Equitable Division of Assets {¶ 20} In her first assignment of error, Wife argues that the court abused its discretion in failing to make an equitable division of the marital assets when it awarded Husband 100 percent of the assets, and did not take into account any liabilities.
{¶ 21} The Ohio Supreme Court has held that a "Civ.R. 60(B) motion for relief from judgment cannot be used as a substitute for a timely appeal or as a means to extend the time for perfecting an appeal from the original judgment." Key v.Mitchell (1998), 81 Ohio St.3d 89, 90-91, 689 N.E.2d 548. See, also, Tihansky v. Weston, Hurd, Fallon, Paisley Howley,L.L.P., Cuyahoga App. No. 86536, 2006-Ohio-1359; Vidovic v.Vidovic, Cuyahoga App.

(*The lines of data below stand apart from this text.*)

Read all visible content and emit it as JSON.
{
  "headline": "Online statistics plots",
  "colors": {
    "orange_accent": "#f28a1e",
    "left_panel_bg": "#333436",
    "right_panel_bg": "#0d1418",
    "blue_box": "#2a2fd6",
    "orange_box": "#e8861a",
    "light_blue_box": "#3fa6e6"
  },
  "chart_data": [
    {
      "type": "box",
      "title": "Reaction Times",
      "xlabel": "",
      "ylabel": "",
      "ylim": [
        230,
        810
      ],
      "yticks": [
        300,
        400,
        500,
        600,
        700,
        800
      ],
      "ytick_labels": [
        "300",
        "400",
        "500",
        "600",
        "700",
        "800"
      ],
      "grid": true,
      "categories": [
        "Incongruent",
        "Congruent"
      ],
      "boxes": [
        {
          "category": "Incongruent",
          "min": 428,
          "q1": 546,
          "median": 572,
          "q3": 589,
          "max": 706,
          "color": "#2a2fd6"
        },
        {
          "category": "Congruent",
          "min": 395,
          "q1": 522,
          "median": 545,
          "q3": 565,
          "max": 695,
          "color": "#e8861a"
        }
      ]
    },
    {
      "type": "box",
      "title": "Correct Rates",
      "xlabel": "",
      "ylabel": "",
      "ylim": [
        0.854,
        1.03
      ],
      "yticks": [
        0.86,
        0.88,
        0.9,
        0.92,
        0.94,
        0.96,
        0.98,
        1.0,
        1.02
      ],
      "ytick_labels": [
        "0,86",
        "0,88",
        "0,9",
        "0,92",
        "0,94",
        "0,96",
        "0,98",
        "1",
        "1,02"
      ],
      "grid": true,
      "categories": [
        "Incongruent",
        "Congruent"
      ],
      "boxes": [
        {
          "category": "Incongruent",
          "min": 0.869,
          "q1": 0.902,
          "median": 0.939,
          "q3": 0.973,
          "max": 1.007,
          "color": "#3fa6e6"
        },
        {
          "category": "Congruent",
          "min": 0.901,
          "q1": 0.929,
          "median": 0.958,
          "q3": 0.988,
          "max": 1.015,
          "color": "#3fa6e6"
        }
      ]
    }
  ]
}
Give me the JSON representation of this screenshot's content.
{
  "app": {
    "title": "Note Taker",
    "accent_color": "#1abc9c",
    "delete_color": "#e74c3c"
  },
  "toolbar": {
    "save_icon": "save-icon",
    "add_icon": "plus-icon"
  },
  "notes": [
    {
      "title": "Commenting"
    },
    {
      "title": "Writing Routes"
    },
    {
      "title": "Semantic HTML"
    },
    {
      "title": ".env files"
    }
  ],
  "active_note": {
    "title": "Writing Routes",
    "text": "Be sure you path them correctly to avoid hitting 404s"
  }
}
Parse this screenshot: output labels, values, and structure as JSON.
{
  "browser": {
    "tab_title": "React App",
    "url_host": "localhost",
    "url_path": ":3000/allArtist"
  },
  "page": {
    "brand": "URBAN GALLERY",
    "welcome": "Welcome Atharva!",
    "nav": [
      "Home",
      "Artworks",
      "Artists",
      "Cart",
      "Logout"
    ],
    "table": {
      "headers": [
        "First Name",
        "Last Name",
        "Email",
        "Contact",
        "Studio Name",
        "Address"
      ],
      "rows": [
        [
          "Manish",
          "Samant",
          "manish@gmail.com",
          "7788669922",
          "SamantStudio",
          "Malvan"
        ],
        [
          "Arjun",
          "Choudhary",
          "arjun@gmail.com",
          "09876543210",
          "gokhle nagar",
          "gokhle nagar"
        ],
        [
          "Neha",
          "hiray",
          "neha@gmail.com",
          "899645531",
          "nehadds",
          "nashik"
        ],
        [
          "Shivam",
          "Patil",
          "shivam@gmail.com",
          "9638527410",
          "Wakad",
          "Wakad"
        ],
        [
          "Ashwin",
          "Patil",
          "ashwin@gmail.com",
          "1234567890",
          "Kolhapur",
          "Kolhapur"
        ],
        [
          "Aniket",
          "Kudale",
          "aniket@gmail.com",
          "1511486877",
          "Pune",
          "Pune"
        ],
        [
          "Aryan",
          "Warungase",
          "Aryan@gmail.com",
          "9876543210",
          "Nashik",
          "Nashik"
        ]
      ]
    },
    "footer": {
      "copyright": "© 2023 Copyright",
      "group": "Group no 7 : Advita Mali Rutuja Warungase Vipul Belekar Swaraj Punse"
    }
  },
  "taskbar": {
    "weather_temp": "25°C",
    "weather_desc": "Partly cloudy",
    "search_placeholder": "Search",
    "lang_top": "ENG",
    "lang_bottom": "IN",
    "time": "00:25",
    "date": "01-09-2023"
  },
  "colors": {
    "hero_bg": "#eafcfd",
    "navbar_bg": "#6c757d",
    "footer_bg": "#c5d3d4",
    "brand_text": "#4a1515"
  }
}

No. 81647, 2003-Ohio-1842.
{¶ 22} Although we recognize that Wife filed her Civ.R. 60(B) motion prior to the expiration of the time allowed for filing an appeal, she failed to file a direct appeal to preserve her right to challenge the merits of the underlying judgment. Civ.R. 60(B) explicitly provides that the filing of a motion under this subdivision does not affect the finality of a judgment or suspend its operation. Therefore, if Wife wished to challenge the overall judgment, she was required to file a timely direct appeal. Because she did not do so, we cannot address the merits of her argument that the final divorce decree contains an inequitable division of marital assets.
{¶ 23} Accordingly, her first assignment of error is overruled.
Violation of her Constitutional Rights {¶ 24} In her fifth and sixth assignments of error, Wife argues that her constitutional rights were violated. She claims that her Eighth Amendment rights were violated because ordering her to repay money spent during the marriage constitutes cruel and unusual punishment. She further claims that her First Amendment rights were violated because the trial court instituted a "gag order" which prohibited her from discussing the matter, her Sixth Amendment rights were violated because she was unable to confront witnesses at the final divorce hearing, and her Eleventh Amendment rights were also violated because Husband called an illegal immigrant as a witness.
{¶ 25} These arguments were not raised in her objections to the magistrate's decision. Civ.R. 53 imposes an affirmative duty on the parties to make timely, specific objections in writing to the trial court, identifying any error of fact or law in the magistrate's decision. Howard v. Norman's Auto Sales, Franklin App. No. 02AP-1001, 2003-Ohio-2834. Further, Civ.R. 53(E)(3)(d) provides that "[a] party shall not assign as error on appeal the court's adoption of any finding of fact or conclusion of law [by the magistrate] unless the party has objected to that finding or conclusion of law * * *."
{¶ 26} An appellate court need not consider an error that could have been objected to, but was not brought to the attention of the trial court. Burns v. May (1999), 133 Ohio App.3d 351,358, 728 N.E.2d 19. Because Wife failed to raise these issues before the trial court, she has waived her right to raise them on appeal.
{¶ 27} Accordingly, her fifth and sixth assignments of error are overruled.
Judgment affirmed.
It is ordered that appellee recover of appellant his costs herein taxed.
The court finds there were reasonable grounds for this appeal.
It is ordered that a special mandate issue out of this court directing the Domestic Relations Division of the Cuyahoga County Court of Common Pleas to carry this judgment into execution.
A certified copy of this entry shall constitute the mandate pursuant to Rule 27 of the Rules of Appellate Procedure.
Karpinski, J. and Gallagher, J. concur.